Grâce à un prêt d'une banque locale, cette nouvelle entreprise de biscuits a pu démarrer en Bosnie-Herzégovine. Photo : Almin Zrno/Banque mondiale Gracias a un préstamo de un banco local, esta nueva empresa de galletas se puso en marcha en Bosnia y Herzegovina. Fotografía: Almin Zrno/Banco Mundial.

A medida que la economía mundial emerge gradualmente de la pandemia de COVID-19, cada día se nos recuerda la fragilidad de la recuperación, amenazada por nuevas variantes, brotes y aumentos de casos.  También que es una recuperación irregular y desigual. Numerosos países de ingreso bajo y mediano siguen enfrentando altos niveles de transmisión del virus, así como obstáculos a la vacunación, que mantienen la actividad empresarial por debajo de los niveles previos a la pandemia.

Las empresas, y en particular las pymes, continúan siendo las más perjudicadas por la crisis económica. Para orientar mejor las políticas en apoyo de una recuperación del sector privado impulsada por la productividad, el Banco Mundial ha tomado el "pulso" de las empresas de 76 países con respecto al impacto de la COVID-19 en su desempeño  (encuestas de opinión de las empresas y encuestas de empresas) desde el inicio de la pandemia. Gracias a la disponibilidad de datos de más de 100 000 firmas, podemos entender mejor cómo las empresas de todo el mundo han afrontado la pandemia y qué es lo que se debe hacer para forjar un camino sostenible hacia adelante.

Una recuperación en forma de U de la actividad empresarial: un primer signo alentador que se observa en los datos es que la actividad empresarial se está recuperando. Tres de cada cuatro empresas que cerraron temporalmente durante los primeros meses de la pandemia están funcionando de nuevo. Si bien las ventas de las empresas aún se encuentran un 28 % por debajo de los niveles anteriores a la pandemia, se trata de una mejora significativa con respecto a una disminución del 41 % en los meses inmediatamente después del inicio de la crisis, lo que sugiere un patrón de recuperación en forma de U. A pesar de las disrupciones en las redes mundiales de producción, los exportadores se están recuperando más rápido que otras empresas, aunque sus niveles de ventas también se encuentran por debajo de los niveles previos a la pandemia.

Más empresas se están digitalizando: una mayor cantidad de empresas, y exportadores e importadores en particular, han adoptado tecnologías digitales y las están utilizando para adaptarse a la crisis.  La proporción de empresas que aumentaron el uso de tecnologías digitales subió del 31 % en los primeros meses de la pandemia al 44 % entre siete y 12 meses después del inicio de la crisis, mientras que la proporción de empresas que realizan nuevas inversiones en soluciones digitales creció del 17 % al 29 %. Es alentador que las microempresas dirigidas por mujeres han tenido considerablemente más posibilidades de aumentar el uso de plataformas digitales que sus contrapartes dirigidas por hombres.
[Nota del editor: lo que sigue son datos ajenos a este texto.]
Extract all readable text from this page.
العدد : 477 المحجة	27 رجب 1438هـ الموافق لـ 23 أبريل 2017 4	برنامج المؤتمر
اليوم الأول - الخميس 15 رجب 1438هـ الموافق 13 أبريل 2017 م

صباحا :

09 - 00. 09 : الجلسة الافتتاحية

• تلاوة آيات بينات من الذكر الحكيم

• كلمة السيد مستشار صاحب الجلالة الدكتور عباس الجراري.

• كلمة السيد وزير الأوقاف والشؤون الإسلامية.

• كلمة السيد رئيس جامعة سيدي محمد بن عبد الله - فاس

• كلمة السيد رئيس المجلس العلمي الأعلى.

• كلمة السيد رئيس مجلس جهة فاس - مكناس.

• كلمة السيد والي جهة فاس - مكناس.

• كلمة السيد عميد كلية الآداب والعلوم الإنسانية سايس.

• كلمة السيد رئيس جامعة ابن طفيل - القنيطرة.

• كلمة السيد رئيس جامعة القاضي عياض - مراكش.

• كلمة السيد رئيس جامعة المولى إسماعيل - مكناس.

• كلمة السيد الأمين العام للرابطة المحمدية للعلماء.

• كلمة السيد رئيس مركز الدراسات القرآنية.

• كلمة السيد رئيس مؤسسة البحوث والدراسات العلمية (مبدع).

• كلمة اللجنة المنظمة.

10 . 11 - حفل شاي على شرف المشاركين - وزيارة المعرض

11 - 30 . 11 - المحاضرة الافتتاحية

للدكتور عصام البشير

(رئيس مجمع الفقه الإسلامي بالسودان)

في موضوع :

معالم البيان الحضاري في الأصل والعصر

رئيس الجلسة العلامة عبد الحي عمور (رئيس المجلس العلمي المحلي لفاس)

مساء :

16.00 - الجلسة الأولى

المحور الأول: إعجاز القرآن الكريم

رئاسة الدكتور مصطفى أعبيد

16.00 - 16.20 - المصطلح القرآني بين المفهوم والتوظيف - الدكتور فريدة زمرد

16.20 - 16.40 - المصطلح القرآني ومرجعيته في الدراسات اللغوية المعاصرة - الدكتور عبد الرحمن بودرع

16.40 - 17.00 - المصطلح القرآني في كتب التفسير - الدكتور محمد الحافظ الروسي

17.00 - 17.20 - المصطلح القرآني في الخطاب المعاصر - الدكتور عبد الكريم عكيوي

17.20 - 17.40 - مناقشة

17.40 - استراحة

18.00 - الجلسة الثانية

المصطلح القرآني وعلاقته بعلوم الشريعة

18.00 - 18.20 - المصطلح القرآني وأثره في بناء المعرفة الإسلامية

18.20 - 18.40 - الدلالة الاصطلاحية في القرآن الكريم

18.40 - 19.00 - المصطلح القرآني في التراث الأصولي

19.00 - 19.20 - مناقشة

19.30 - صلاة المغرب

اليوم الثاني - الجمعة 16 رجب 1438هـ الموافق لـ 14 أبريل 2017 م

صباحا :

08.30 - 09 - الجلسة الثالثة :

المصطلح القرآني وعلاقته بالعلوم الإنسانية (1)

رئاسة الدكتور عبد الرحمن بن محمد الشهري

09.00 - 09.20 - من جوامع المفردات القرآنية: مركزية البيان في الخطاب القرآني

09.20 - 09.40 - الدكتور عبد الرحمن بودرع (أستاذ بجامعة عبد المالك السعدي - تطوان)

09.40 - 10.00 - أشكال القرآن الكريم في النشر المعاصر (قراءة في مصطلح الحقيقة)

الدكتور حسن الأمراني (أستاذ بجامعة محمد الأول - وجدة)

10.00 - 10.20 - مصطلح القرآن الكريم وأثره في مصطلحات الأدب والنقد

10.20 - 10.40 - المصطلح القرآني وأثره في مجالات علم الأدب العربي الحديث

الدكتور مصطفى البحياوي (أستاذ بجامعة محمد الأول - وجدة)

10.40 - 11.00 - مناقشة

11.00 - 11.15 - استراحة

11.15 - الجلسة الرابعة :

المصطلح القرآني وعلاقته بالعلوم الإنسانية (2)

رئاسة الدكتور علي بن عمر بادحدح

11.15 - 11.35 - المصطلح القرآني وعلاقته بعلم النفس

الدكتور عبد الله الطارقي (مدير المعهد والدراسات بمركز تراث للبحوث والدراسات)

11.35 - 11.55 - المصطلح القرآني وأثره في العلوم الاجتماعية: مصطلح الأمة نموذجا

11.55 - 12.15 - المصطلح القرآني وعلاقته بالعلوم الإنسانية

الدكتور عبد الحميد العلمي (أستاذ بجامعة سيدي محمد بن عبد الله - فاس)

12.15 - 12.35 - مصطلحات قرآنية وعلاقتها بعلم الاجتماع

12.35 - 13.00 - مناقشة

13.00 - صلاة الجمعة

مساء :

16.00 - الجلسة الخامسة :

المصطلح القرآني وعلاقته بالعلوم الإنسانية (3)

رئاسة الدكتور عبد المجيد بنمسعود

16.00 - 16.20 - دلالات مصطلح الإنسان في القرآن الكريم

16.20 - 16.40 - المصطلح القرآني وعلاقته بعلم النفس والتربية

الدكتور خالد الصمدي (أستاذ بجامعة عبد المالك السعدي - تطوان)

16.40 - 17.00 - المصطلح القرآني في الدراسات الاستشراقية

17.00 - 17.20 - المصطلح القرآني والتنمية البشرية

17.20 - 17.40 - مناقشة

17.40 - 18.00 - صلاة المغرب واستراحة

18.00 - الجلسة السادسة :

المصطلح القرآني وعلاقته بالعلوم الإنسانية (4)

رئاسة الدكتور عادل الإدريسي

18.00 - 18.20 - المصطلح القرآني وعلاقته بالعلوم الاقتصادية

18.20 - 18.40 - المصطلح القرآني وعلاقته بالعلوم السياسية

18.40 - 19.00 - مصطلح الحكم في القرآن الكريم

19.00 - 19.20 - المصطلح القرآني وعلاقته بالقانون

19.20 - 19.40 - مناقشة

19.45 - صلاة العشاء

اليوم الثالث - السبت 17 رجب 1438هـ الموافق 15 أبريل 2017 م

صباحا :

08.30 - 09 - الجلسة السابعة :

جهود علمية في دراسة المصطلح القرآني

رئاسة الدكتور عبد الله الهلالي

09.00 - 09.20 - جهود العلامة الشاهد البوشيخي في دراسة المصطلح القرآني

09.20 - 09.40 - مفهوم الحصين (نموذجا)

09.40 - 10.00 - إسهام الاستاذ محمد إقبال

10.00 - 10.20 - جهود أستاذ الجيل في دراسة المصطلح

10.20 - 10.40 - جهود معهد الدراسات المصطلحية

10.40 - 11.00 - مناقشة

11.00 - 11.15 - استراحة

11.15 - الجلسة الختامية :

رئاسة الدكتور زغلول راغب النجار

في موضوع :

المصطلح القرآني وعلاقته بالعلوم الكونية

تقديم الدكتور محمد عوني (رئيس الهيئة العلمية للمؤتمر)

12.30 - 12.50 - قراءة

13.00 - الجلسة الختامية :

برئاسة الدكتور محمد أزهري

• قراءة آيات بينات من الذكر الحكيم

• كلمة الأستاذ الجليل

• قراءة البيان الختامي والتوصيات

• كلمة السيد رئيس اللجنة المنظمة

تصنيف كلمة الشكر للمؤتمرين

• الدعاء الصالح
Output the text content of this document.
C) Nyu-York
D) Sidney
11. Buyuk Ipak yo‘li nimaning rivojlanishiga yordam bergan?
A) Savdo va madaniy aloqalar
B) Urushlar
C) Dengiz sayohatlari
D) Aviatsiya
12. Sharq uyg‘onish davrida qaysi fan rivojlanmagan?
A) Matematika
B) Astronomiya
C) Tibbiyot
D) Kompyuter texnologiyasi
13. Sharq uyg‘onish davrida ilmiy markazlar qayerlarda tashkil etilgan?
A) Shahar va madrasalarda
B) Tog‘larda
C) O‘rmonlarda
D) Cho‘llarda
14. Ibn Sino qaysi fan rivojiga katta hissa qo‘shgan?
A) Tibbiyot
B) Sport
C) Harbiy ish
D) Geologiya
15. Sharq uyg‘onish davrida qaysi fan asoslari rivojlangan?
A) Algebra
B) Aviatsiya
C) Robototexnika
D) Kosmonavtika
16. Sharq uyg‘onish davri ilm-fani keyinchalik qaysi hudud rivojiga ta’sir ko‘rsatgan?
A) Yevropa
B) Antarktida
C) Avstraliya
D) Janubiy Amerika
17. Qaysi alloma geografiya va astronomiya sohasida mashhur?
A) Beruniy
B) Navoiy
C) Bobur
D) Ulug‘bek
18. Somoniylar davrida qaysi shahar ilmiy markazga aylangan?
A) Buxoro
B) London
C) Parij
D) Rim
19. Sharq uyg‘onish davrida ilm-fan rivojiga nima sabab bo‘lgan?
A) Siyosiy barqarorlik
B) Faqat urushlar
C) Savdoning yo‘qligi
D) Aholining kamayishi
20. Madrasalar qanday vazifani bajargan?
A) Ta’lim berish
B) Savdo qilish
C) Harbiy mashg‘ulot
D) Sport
Los empleos se están recuperando, aunque lentamente: nuestras encuestas indican que, si bien hay menos empresas que reducen la mano de obra, el ritmo de recuperación del empleo sigue siendo lento en comparación con la disminución inicial. La proporción de empresas que disminuyeron las horas de trabajo o los salarios bajó del 44 % al comienzo de la crisis al 32 % más adelante en la pandemia. Si bien se trata de una mejora, el número de empleos que se recuperarán todavía está muy por debajo de la pérdida de puestos de trabajo experimentada antes de la pandemia.

A pesar del aumento de la actividad empresarial, la adopción de tecnologías digitales y un cierto grado de recuperación del empleo, la incertidumbre y las vulnerabilidades financieras constantes siguen siendo las principales amenazas para una recuperación sostenible y más equitativa.  De hecho, las empresas respondieron que su sensación de incertidumbre sigue siendo igual de alta más de un año después del inicio de la pandemia. De la misma manera, las vulnerabilidades financieras siguen aumentando: si bien el 37 % de las empresas se recuperaron del peligro de retrasarse en sus pagos desde los primeros meses de la pandemia, un nuevo grupo de empresas —el 30 % del total— están ahora en mora o son susceptibles de caer en mora.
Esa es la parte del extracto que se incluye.